Scientists from the University of York say they have recreated how toxins from smoking cause unique patterns of DNA damage. The discovery could help researchers better understand the cause of bladder cancer and the link to smoking, according to the university team. The causes of bladder cancer remain largely unknown, but smoking is seen as the main risk factor for the disease.

Simon Baker, PhD, from the department of biology, and his colleagues grew human bladder tissues in the laboratory and exposed them to a common toxin from cigarette smoke. After the tissues were damaged by the smoke toxin, the team, which published its study “Procarcinogen Activation and Mutational Signatures Model the Initiation of Carcinogenesis in Human Urothelial Tissues In Vitro” in European Urology, analyzed all three billion letters of the genetic code to find a pattern of changes called a “mutational signature.”

“Disparity between genome-wide mutations in bladder and other cancers where smoking is a risk factor raises questions about carcinogenesis in different epithelia. To develop an experimental model of bladder carcinogenesis, we clonally expanded in vitro differentiated normal human urothelial (NHU) cells following exposure to an exemplar procarcinogen and used whole-genome DNA sequencing to derive mutational signatures. Benzo[a]pyrene (BaP) was activated by endogenous cytochrome P450 (cytochrome P450 family 1 subfamily A member 1 [CYP1A1]) to create genomically modified NHU cells. Comparison with the Catalogue of Somatic Mutations in Cancer (COSMIC) showed that mutations induced by BaP in NHU cells were similar to smoking-associated signatures in bladder and other cancers, including single- and doublet-base substitution signatures characterized by C > A transversions (COSMIC_SBS4 and COSMIC_DBS2, respectively), and an insertion/deletion signature of C deletions in homopolymer regions (ID3),” write the investigators.

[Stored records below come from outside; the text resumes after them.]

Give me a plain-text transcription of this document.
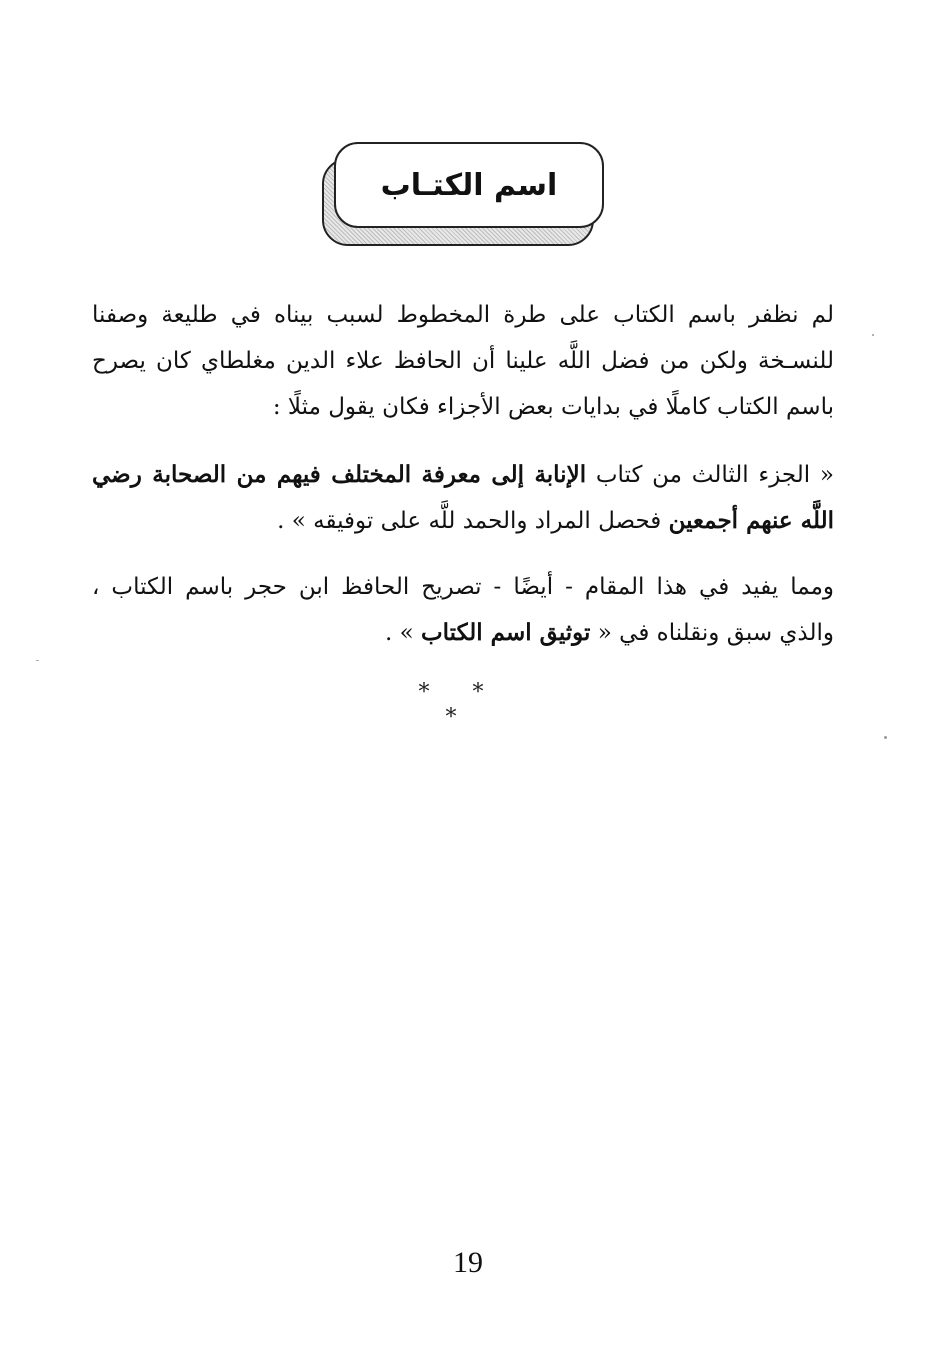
اسم الكتـاب
لم نظفر باسم الكتاب على طرة المخطوط لسبب بيناه في طليعة وصفنا
للنسـخة ولكن من فضل اللَّه علينا أن الحافظ علاء الدين مغلطاي كان يصرح
باسم الكتاب كاملًا في بدايات بعض الأجزاء فكان يقول مثلًا :
« الجزء الثالث من كتاب الإنابة إلى معرفة المختلف فيهم من الصحابة رضي
اللَّه عنهم أجمعين فحصل المراد والحمد للَّه على توفيقه » .
ومما يفيد في هذا المقام - أيضًا - تصريح الحافظ ابن حجر باسم الكتاب ،
والذي سبق ونقلناه في « توثيق اسم الكتاب » .
* * *
19
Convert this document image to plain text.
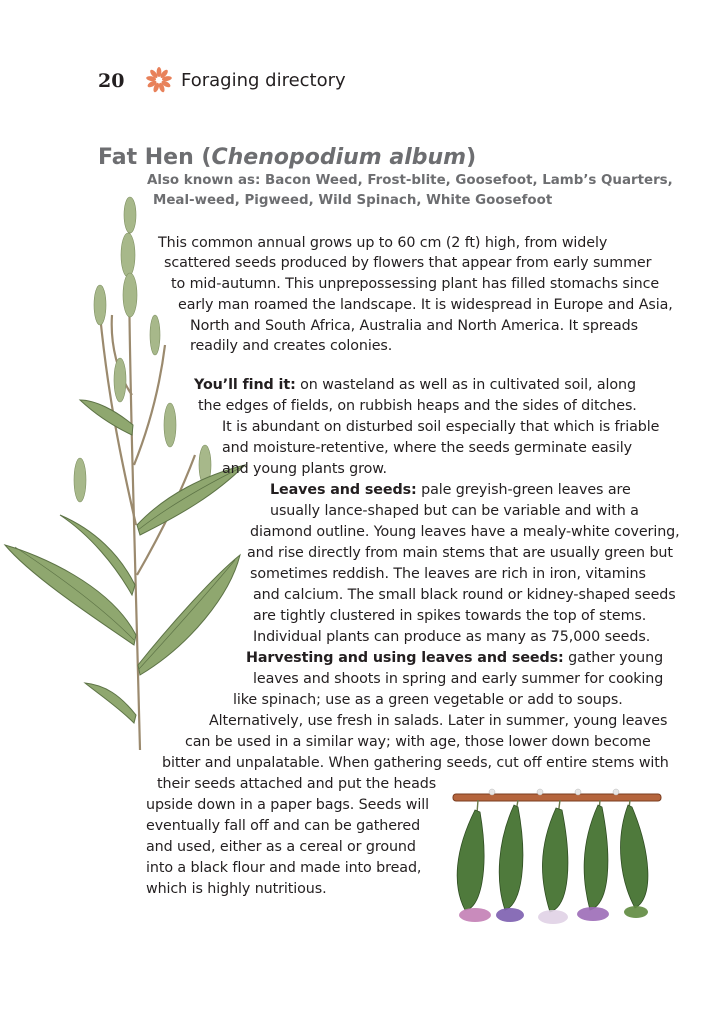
20	Foraging directory
Fat Hen (Chenopodium album)
Also known as: Bacon Weed, Frost-blite, Goosefoot, Lamb’s Quarters,
Meal-weed, Pigweed, Wild Spinach, White Goosefoot
This common annual grows up to 60 cm (2 ft) high, from widely
scattered seeds produced by flowers that appear from early summer
to mid-autumn. This unprepossessing plant has filled stomachs since
early man roamed the landscape. It is widespread in Europe and Asia,
North and South Africa, Australia and North America. It spreads
readily and creates colonies.
You’ll find it: on wasteland as well as in cultivated soil, along
the edges of fields, on rubbish heaps and the sides of ditches.
It is abundant on disturbed soil especially that which is friable
and moisture-retentive, where the seeds germinate easily
and young plants grow.
Leaves and seeds: pale greyish-green leaves are
usually lance-shaped but can be variable and with a
diamond outline. Young leaves have a mealy-white covering,
and rise directly from main stems that are usually green but
sometimes reddish. The leaves are rich in iron, vitamins
and calcium. The small black round or kidney-shaped seeds
are tightly clustered in spikes towards the top of stems.
Individual plants can produce as many as 75,000 seeds.
Harvesting and using leaves and seeds: gather young
leaves and shoots in spring and early summer for cooking
like spinach; use as a green vegetable or add to soups.
Alternatively, use fresh in salads. Later in summer, young leaves
can be used in a similar way; with age, those lower down become
bitter and unpalatable. When gathering seeds, cut off entire stems with
their seeds attached and put the heads
upside down in a paper bags. Seeds will
eventually fall off and can be gathered
and used, either as a cereal or ground
into a black flour and made into bread,
which is highly nutritious.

“Our study provides the first direct evidence that BaP is activated locally in the urothelium, initiating the well-described smoking-associated mutational signatures. An absence of other common bladder cancer (BLCA)-associated genomic signatures points strongly to other primary causes of BLCA, which the new experimental approach described here is well placed to investigate. Mutational signatures ignore whether a gene is affected, but tissue-specific drivers (KMT2DKMT2C, and CDKN1A) were significantly over-mutated in this model, providing insight on the emergent selection pressures.”

“Mutational signatures can be used like fingerprints at a crime scene. When we look at the DNA in a cancer, we can see the fingerprints of all the criminals involved in causing the damage that led to cancer,” said Baker. “The DNA damaging event might be exposure to cigarette smoke or UV from the sun, but it might also be an unknown event that causes cancer. Our study found that the smoke toxin left its distinctive fingerprints on the DNA of bladder tissues grown in the laboratory. However, when we looked at the DNA of patients’ bladder cancers the mutational signature, of the smoke toxin, was only responsible for a small amount of the damage. So despite smoking being the key risk factor for bladder cancer, direct damage of the DNA by smoke toxins is unlikely to be the main reason for these cancers forming.”

It may be that the smoke toxins accelerate other DNA damaging events, and attention is now focusing on a family of enzymes called “APOBEC,” which destroy viruses by mutating their DNA as part of the body’s natural defenses against infection. However, recent studies suggest they might mistakenly target our own DNA in a number of cancer types. The next stage of the study will be to try and understand how and why APOBEC enzymes become activated in the cells of the bladder.